Las profecías visionarias de Joaquín, el entusiasmo de Francisco de Asís, que demostró que era posible vivir el Evangelio al pie de la letra y sin comentarios, las expectativas suscitadas por el papado de Celestino V fueron las fuentes del movimiento de los espirituales y de otros movimientos alternativos a la Iglesia institucional, percibida por muchos como que ya no correspondía a la forma apostólica.
En el frente misionero, esta visión tenía como protagonista a Dios, o más bien a la Santísima Trinidad, autora de la misión. Creyentes, los misioneros participan de forma simbólica en una misión plenamente realizada por la Trinidad. Algunos acontecimientos atestiguarían el cumplimiento de la misión: Jerusalén reconquistada; la llegada a los confines de la tierra; la reforma evangélica de la Iglesia que experimentaba la oportunidad de volver a la autenticidad evangélica, a la forma apostólica de los orígenes, a la primacía del Espíritu, abandonando las formas del poder y de la riqueza.

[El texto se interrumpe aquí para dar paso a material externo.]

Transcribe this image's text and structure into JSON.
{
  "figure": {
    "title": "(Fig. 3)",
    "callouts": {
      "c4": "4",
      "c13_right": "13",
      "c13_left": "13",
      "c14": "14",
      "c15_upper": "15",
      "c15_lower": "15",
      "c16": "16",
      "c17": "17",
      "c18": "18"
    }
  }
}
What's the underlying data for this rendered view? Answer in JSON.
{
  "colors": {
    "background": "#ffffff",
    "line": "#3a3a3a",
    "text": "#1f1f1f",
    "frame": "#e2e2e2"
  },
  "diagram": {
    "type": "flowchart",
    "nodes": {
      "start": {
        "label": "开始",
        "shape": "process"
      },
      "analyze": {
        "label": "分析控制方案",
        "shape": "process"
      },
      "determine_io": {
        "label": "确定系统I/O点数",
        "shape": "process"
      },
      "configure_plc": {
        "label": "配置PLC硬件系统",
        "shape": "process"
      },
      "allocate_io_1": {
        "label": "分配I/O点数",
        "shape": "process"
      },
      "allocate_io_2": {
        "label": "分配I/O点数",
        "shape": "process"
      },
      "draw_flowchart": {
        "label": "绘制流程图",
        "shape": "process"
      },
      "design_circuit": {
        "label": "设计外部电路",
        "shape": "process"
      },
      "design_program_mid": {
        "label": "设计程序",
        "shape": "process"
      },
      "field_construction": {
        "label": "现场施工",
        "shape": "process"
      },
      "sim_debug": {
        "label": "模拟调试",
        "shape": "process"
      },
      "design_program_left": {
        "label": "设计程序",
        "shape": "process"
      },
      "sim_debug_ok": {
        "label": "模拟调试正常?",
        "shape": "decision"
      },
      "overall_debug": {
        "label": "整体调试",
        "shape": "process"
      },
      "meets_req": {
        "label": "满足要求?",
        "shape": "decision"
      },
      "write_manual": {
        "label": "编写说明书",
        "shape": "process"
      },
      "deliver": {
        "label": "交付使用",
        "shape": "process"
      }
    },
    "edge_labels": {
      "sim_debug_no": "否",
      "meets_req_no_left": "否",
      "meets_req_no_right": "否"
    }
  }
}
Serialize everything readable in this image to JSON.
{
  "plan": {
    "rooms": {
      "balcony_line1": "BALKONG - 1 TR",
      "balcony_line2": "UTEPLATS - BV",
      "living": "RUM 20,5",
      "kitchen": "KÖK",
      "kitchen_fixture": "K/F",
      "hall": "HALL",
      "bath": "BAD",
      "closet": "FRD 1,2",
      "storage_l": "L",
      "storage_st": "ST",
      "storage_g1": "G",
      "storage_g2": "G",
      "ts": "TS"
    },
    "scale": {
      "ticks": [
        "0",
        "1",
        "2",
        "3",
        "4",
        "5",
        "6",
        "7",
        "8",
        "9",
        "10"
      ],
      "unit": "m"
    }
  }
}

Alcanzando los confines de la tierra, el designio utópico parecía cumplirse. El cristianismo auténtico no sería el de la iglesia del poder temporal, sino el de la iglesia renovada de la era del Espíritu. En los confines de la tierra, finalmente alcanzados, la nueva iglesia podría renacer según la forma apostólica. Donde la actividad principal de la misión -según esta visión espiritual y utópica- no era la conversión de paganos individuales destinados de otro modo a la condenación eterna, sino la de colaborar de forma simbólico-espiritual en la realización del plan de Dios para la humanidad.